Pas de gel nocturne, pas un nuage côté ouest. C'est un bon jour pour partir. A l'étage supérieur, le Yagour, un plateau verdoyant. Une ressource estivale pour les bergers quand le feu du soleil a condamné tout espoir de paître dans la vallée. Pas une bête avant le 15 juillet, c'est la règle stricte de l'Agdal. Les azibs, bergeries de montagne, sont donc vides de leurs propriétaires. Je m'offre un pique nique auto-bronzant au milieu d'un lotissement, soleil de plomb et neige de la veille. La digestion m'emmène dans une puissante rêverie entre préhistoire et pastoralité.
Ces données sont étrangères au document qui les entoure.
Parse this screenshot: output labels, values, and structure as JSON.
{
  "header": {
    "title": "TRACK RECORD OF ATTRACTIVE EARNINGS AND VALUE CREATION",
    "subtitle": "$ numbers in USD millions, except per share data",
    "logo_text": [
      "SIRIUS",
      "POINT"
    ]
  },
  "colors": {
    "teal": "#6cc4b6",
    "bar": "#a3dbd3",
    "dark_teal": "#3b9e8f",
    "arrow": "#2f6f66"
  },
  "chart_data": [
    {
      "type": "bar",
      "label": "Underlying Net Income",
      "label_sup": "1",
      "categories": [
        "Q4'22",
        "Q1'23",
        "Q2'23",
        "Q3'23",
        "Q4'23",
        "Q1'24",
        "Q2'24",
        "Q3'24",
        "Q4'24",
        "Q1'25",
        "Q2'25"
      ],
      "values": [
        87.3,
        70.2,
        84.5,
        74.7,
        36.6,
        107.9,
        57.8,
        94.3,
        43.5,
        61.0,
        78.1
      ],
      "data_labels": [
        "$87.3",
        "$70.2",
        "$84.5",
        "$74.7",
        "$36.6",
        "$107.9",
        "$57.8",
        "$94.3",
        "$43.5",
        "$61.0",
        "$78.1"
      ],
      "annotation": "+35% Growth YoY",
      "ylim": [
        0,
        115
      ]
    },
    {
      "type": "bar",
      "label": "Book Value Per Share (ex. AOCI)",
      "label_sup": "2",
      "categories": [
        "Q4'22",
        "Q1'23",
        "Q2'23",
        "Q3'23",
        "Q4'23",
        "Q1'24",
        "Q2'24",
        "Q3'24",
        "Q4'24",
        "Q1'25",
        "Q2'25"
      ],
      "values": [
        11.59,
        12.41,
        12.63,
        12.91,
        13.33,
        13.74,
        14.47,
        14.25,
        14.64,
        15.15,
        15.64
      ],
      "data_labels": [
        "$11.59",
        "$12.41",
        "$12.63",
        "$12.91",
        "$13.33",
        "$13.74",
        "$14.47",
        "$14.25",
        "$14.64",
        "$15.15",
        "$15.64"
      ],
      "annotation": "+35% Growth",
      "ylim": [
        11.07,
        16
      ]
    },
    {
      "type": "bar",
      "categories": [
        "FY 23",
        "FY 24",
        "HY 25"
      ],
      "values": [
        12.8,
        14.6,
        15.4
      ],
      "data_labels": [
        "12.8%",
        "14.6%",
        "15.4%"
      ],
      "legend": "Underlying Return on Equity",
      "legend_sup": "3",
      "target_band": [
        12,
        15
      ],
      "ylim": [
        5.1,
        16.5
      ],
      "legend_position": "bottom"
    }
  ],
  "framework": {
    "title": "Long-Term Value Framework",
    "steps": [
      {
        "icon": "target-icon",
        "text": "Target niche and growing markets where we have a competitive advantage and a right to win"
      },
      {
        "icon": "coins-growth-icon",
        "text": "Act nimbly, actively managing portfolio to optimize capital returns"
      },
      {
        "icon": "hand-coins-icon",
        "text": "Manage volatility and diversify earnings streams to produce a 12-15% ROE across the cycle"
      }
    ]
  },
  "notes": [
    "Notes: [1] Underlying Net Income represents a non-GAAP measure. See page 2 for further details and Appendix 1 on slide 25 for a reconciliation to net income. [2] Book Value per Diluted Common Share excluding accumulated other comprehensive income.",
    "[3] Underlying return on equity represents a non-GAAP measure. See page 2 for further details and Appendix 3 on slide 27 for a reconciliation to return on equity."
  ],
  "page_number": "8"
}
En reprenant la ballade, je ne quitte pas la transe. Le revêtement est idéal. La spongiosité du sol apporte à l'herbe rase son moelleux, chaque pas est un délice. Un régal pour l'oeil également qui peut se libérer de la surveillance des appuis.

Deux silhouettes au loin. Je plisse les yeux comme pour vérifier une information que le cerveau aurait du mal à décoder. Deux cyclistes. Deux allumés au vu du choix de leur terrain de jeu. Nous nous rejoignons. Présentations d'usage. Ils sont Suisses. Presque les 3 Suisses, c'est passé fin. Ils prendront pour descendre mon chemin de ce matin. Ce qui leur garantit une descente des gorges avec un vélo sur le dos et c'est ce que je leur annonce pour la suite. Ils ne comptent pas faire demi-tour et c'est avec une grande sagesse qu'ils abordent ce moment qui sera long et fastidieux.

Pas de programme aussi sportif pour ma pomme. Aucune envie de redescendre dans la vallée par cette belle fin d'après-midi. Marcher encore un peu avant le bivouac. Jusqu'au dernier groupe d'azibs. Je me garde les gravures rupestres pour demain matin. L'ouverture de la tente face au soleil couchant, je profiterai des lieux jusqu'au dernier rayon. Après la dernière caresse, la première morsure, celle du froid. La cloche a sonné, ça signifie d'aller dans son duvet. Depuis deux jours en compagnie nocturne d'une angine. Le silence requiert la paix intérieure. De l'autre côté du ruisseau qui me sépare des bergeries, un chat miaule, je ne suis pas seul. Le temps pour lui de traverser, pour moi de m'assoupir et voilà que je l'entends laper un fond d'eau fraîchement filtrée. Un dans la gorge, un devant la tente. Nuit féline.